BofA Securities expects Deutsche Bank to achieve approximately 12% ROTE in 2028, driven by increased revenues of over 4%, cost control measures, and a higher capital return of 10%. The bank is seen as offering significant earnings per share upgrades while trading at low multiples.
The firm also identified several upcoming catalysts for Deutsche Bank, including the EU Council meeting in June, the German draft budgets for 2025 and 2026 expected in June and July, and a Capital Markets Day scheduled for November.

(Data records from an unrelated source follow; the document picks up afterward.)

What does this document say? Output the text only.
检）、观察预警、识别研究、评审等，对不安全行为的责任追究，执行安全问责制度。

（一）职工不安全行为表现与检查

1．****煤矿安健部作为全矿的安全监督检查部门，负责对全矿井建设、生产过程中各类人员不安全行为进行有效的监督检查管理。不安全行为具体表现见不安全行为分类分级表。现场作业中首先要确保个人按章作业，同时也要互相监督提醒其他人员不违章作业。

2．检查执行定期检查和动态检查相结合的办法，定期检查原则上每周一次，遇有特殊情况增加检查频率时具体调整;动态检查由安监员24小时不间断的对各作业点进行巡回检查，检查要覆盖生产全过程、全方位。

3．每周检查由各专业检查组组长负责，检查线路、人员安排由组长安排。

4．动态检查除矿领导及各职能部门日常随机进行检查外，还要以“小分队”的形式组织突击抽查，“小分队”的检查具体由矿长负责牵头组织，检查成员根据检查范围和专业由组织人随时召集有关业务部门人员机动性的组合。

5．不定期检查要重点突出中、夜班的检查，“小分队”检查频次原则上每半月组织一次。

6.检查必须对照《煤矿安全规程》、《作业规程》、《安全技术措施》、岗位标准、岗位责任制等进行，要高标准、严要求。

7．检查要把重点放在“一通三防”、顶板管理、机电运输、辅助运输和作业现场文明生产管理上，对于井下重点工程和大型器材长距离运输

In other recent news, Deutsche Bank has announced plans for an additional share buyback and reaffirmed its financial targets for 2025, including a return on tangible equity exceeding 10% and a cost/income ratio below 65%. The bank has proposed a dividend of €0.68 per share, marking a 50% increase from the previous year, subject to shareholder approval at the upcoming Annual General Meeting. RBC Capital Markets adjusted its price target for Deutsche Bank, reducing it from EUR26.00 to EUR23.00, while maintaining an Outperform rating, citing a more conservative stance on future profitability. The analysts noted increased projections for Fixed Income, Currencies, and Commodities trading revenue but anticipated lower investment banking fees and potential upticks in loan losses.
Deutsche Bank’s first-quarter results showcased a 13.8% common equity tier 1 (CET1) ratio, consistently above its target of around 13.0%, which the bank aims to maintain. RBC Capital also expressed skepticism about the likelihood of a second share buyback by Deutsche Bank in 2025. Meanwhile, Euronext (EPA:ENX) reported a strong first quarter for 2025, with a 13% year-over-year organic revenue growth, surpassing consensus expectations and improving its underlying EBITDA margin to 64%. Deutsche Bank analyst Benjamin Goy raised Euronext’s price target to EUR164, maintaining a Buy rating, citing attractive trading multiples and strategic positioning. Despite facing challenges from a negative net financing result, Euronext’s performance and valuation metrics indicate a positive outlook.